Les résultats de cette étude laissent croire à des modifications d'effets entre les taux de BPC, le génotype du CYP1A1 et le risque de cancer du sein. Le CYP1A1 code pour l'enzyme aryl-hydrocarbone-hydroxylase (AHH), laquelle catalyse la conversion des hydrocarbures aromatiques en des époxydes potentiellement mutagènes et cancérogènes. Comme les BPC sont de puissant inducteurs du CYP1A1, l'accroissement de l'activité du CYP1A1 sous l'effet des BPC pourrait jouer un rôle important dans le développement du cancer du sein. Une hausse significative du risque de cancer du sein n'a toutefois été associée qu'au génotype CYP1A1 m2, lequel s'est révélé plus facilement inductible que les autres génotypes du CYP1A1 lors d'études expérimentales antérieures. Il pourrait donc y avoir une explication biologiquement plausible pour étayer les résultats de cette étude. Ainsi, l'activité accrue du CYP1A1 provoque une bio-activation maximale des cancérogènes, ce qui augmente le risque potentiel de cancer.

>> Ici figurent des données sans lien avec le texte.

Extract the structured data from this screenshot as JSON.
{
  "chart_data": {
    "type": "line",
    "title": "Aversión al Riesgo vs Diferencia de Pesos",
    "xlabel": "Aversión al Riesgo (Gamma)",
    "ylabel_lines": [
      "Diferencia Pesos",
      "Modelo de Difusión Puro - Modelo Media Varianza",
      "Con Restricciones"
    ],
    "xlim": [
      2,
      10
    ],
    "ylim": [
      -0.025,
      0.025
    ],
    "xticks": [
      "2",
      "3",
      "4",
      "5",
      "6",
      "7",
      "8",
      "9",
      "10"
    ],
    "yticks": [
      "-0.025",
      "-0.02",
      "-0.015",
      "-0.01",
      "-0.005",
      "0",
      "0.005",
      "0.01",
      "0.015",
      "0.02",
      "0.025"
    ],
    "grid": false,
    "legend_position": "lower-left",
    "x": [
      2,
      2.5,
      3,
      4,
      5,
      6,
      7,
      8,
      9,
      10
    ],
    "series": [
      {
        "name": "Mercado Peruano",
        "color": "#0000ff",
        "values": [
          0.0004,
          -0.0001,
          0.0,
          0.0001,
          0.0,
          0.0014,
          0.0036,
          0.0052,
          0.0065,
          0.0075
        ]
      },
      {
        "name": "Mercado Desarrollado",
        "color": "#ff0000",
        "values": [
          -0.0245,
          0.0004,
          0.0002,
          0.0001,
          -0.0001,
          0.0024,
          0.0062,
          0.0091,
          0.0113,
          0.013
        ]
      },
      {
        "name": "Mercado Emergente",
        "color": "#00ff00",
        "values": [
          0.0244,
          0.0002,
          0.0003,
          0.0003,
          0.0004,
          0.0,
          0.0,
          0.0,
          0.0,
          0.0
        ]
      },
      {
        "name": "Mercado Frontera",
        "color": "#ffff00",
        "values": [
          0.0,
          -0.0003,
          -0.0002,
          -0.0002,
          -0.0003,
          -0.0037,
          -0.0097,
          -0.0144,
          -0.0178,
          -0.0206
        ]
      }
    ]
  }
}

Plusieurs limites potentielles doivent être prises en considération dans l'interprétation des résultats de cette étude. Comme il s'agit d'une étude cas-témoins, les échantillons biologiques ont été prélevés après l'apparition de la maladie. Or les taux de BPC qui ont été mesurés pourraient ne pas donner un portrait juste de l'exposition des sujets durant les périodes biologiquement pertinentes, avant l'apparition de la maladie. Autre limite potentielle, la faible prévalence du génotype variant limite l'efficacité statistique de l'étude, vu l'impossibilité de stratifier les données en fonction des principales variables confusionnelles.

En résumé, les résultats de cette étude corroborent les résultats d'enquêtes épidémiologiques récentes, qui laissent croire à des modifications d'effets potentielles entre l'exposition aux BPC, le polymorphisme du CYP1A1 m2 et le risque de cancer du sein. Des études basées sur de plus vastes populations devront toutefois être réalisées pour déterminer dans quelle mesure d'autres variables peuvent influer sur l'interaction entre le CYP1A1 m2 et les BPC.